At Woolacombe School, we aim for the children to see themselves as mathematicians by developing a curiosity for and making rich connections between mathematical ideas. They do this through the development of the following areas (as outlined in the National Curriculum):
- fluency so that they can recall facts and concepts and apply their knowledge
- reasoning so that they can justify, prove, and provide an argument, conjecture or generalisation about a mathematical idea
- problem-solving by breaking a problem down into a series of smaller steps.
We follow the mastery approach to mathematics to guide all children towards a deep understanding of the maths they are learning. Each unit of study is given time for children to explore thoroughly and build on previous areas.
We teach a progression of skills and knowledge through the White Rose Maths programme. Please see our Maths Progression Overview below.
Click here for the Maths Progression Overview
Lessons are designed through ‘chunks’ or small steps to ensure that they are able to build on and apply learned skills.

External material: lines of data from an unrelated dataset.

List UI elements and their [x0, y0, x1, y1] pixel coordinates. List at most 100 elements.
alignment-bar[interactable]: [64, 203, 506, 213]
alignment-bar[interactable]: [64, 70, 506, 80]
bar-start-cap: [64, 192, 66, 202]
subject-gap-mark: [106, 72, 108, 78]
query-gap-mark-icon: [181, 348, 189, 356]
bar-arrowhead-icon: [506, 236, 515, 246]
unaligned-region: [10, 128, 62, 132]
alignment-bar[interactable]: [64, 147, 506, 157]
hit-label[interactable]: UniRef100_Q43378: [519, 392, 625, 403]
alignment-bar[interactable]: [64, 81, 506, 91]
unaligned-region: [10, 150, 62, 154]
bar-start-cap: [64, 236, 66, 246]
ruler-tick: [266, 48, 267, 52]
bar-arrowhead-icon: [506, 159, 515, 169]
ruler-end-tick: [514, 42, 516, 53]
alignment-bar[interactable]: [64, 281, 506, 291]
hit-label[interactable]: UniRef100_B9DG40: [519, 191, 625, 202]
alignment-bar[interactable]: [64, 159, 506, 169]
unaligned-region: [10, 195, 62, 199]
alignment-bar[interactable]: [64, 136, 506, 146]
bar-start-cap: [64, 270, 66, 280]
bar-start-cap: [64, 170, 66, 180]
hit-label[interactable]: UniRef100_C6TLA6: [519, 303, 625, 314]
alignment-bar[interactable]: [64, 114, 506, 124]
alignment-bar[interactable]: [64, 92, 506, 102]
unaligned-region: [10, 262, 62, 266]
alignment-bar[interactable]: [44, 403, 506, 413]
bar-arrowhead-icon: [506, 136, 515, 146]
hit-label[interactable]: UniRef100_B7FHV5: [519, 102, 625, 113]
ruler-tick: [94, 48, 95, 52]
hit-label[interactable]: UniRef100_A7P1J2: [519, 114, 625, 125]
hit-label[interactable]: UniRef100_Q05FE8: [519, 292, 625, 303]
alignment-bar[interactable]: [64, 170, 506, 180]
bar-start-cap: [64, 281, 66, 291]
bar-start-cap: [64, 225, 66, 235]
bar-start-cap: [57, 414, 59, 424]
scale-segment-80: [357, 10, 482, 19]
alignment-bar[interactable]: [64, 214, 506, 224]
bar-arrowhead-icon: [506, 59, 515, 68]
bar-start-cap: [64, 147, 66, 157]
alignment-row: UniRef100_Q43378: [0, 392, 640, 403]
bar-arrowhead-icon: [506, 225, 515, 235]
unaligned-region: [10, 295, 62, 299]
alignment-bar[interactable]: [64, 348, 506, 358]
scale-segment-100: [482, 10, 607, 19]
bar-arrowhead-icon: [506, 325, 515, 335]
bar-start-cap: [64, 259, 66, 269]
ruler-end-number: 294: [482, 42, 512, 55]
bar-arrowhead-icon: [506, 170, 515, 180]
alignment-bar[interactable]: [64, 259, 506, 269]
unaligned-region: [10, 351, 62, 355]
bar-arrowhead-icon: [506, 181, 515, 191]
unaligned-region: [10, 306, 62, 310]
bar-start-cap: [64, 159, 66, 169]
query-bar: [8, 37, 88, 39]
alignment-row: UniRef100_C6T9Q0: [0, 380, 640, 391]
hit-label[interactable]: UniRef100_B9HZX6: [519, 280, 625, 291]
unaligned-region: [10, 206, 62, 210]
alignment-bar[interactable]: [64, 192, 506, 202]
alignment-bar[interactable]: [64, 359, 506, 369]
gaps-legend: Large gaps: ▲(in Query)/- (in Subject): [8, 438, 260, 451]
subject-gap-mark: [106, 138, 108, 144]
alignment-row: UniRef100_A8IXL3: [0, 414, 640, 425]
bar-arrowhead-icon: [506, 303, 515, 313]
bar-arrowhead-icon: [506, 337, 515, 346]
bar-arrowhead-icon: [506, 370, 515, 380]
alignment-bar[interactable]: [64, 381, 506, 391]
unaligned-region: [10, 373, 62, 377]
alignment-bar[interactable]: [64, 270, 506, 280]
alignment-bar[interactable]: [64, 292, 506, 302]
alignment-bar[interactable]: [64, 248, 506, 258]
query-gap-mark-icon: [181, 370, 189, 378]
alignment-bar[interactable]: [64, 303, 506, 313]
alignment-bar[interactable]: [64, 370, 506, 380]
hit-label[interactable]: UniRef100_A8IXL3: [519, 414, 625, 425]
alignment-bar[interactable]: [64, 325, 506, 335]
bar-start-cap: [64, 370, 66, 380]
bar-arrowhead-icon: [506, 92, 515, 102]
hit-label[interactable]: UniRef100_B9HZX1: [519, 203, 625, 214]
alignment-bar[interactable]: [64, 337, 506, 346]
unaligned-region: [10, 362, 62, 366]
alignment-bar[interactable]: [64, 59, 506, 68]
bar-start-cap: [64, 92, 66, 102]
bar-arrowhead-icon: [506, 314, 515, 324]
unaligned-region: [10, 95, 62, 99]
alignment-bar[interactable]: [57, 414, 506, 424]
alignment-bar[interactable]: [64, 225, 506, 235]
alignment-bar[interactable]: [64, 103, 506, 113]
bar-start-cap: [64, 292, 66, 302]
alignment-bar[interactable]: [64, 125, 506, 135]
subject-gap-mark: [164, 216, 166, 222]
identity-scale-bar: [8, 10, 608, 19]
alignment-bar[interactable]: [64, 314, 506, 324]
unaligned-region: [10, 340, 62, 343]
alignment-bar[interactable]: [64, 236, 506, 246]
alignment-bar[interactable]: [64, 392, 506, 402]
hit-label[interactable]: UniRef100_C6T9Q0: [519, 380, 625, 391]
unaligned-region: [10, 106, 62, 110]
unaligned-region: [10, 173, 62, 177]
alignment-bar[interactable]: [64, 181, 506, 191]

Children’s reasoning is scaffolded through the use of stem sentences and further developed through probing questioning . Problem-solving is at the heart of the children’s maths learning, giving them the opportunity to apply the tools and skills they have learned. Misconceptions are used as part of the lesson design to promote reasoned discussion. Careful use of manipulatives and varied images help children to gain a deep understanding of mathematical concepts. White Rose planning resources are used to support teachers’ planning.
The majority of children will move through the learning at the same pace, with some being supported through additional resources (manipulatives and images) or guided by an adult, and some demonstrating a deeper understanding through looking at the maths in a ‘different’ way through tasks to deepen knowledge. Those who are not sufficiently fluent have additional practice through ‘Top-up’ sessions to prevent gaps from widening or from pre-teaching.
Times tables facts are learnt through making connections between facts (using the Jill Mansergh counting stick approach) and are rehearsed through ‘Times Tables Rock Stars’.
Assessment in maths is regular and ongoing. Teachers use this assessment to influence their planning and interventions and ensure they are providing a mathematics curriculum that will allow each child to progress. Feedback is given to the children through live marking (including self-marking) and next step tasks to ensure they are meeting the specific learning objective. Each term, children complete a summative assessment (NFER or previous SATs papers). The teaching of maths is also monitored through book scrutinies, learning walks and lesson observations. All assessments are then used to determine children’s progress and attainment.